В это время комиссар заявил, бесстыдно тиская девицу, уплетавшую за обе щеки сыр и колбаски:
— А хоть бы и так. Сегодня Россия — это пьяная, порченая девка. Она лежит и ждет, кто ее подберет. Только руку протяни. Такие, как вы, брезгуете, дескать, не по правилам, не слишком хороша. А большевики не пройдут мимо. Возьмут и оставят вас всех в дураках!
— Что?! — пьяное лицо Кленова вытянулось от негодования, и он всем корпусом подался вперед. — Россия — девка? Да ты, Ростоцкий, просто свинья! Да за такие разговоры тебя самого расстрелять стоило бы!
— А давай! — оскалился в презрительной ухмылке Ростоцкий, едва взглянув на него. — Стреляй, чистоплюй! Да только хрен ты выстрелишь, Кленов!
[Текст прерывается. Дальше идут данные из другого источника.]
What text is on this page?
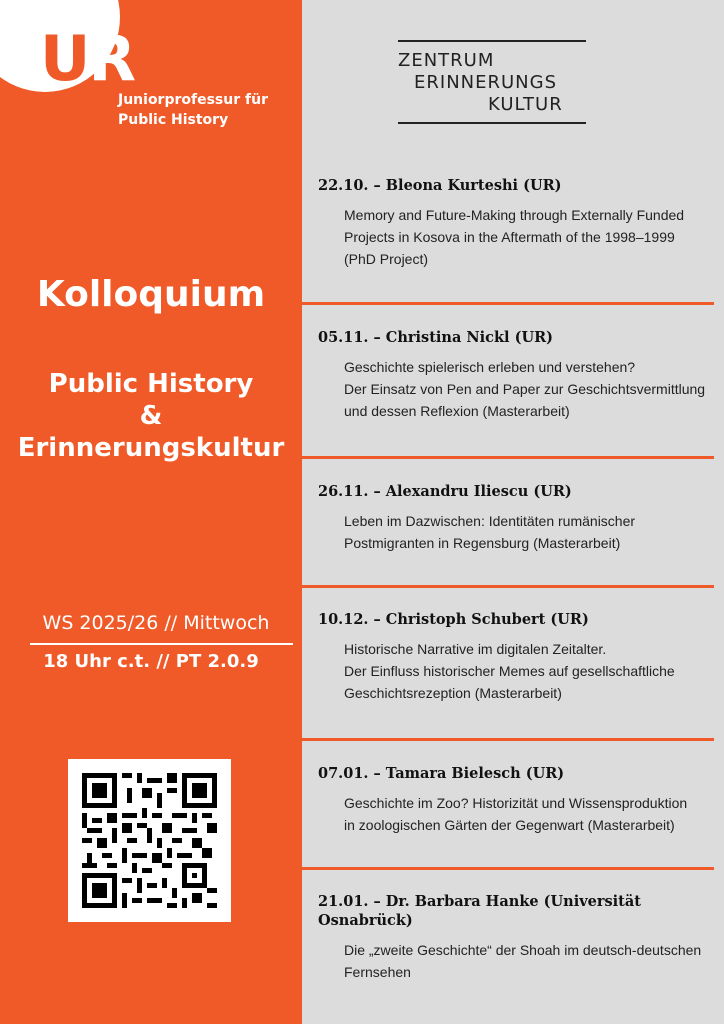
UR
Juniorprofessur für
Public History
Kolloquium
Public History
&
Erinnerungskultur
WS 2025/26 // Mittwoch
18 Uhr c.t. // PT 2.0.9
ZENTRUM
ERINNERUNGS
KULTUR
22.10. – Bleona Kurteshi (UR)
Memory and Future-Making through Externally Funded
Projects in Kosova in the Aftermath of the 1998–1999
(PhD Project)
05.11. – Christina Nickl (UR)
Geschichte spielerisch erleben und verstehen?
Der Einsatz von Pen and Paper zur Geschichtsvermittlung
und dessen Reflexion (Masterarbeit)
26.11. – Alexandru Iliescu (UR)
Leben im Dazwischen: Identitäten rumänischer
Postmigranten in Regensburg (Masterarbeit)
10.12. – Christoph Schubert (UR)
Historische Narrative im digitalen Zeitalter.
Der Einfluss historischer Memes auf gesellschaftliche
Geschichtsrezeption (Masterarbeit)
07.01. – Tamara Bielesch (UR)
Geschichte im Zoo? Historizität und Wissensproduktion
in zoologischen Gärten der Gegenwart (Masterarbeit)
21.01. – Dr. Barbara Hanke (Universität Osnabrück)
Die „zweite Geschichte“ der Shoah im deutsch-deutschen
Fernsehen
Только и можешь, что жрать и пить в своем ресторане, да ныть, как теперь все паршиво. Наслаждайся, пока еще можешь. Скоро уж не получится, — с этими словами он слегка подался вперед, всей ладонью обхватив новую откупоренную бутылку вина, и, плеснув себе в глотку, скалясь на Кленова, довольно произнес: — Эх, хорошее вино, Кленов, у тебя! Скажи спасибо мне, что ваши склады и закрома никто не трогает. Пока, — он пьяными губами широко улыбнулся, протягивая руку с вилкой и отковыривая кусок осетрины.
Кленов возмущенно смотрел на него несколько секунд, затем обернулся к Шацкому, явно желая найти в его лице поддержку. Никита сидел в обнимку с темноволосой шлюхой, которая, нимало не смущаясь, закинула ногу в шелковом чулке на его колено, оголив подвязку. Сам Шацкий попивал вино и наблюдал за комиссаром.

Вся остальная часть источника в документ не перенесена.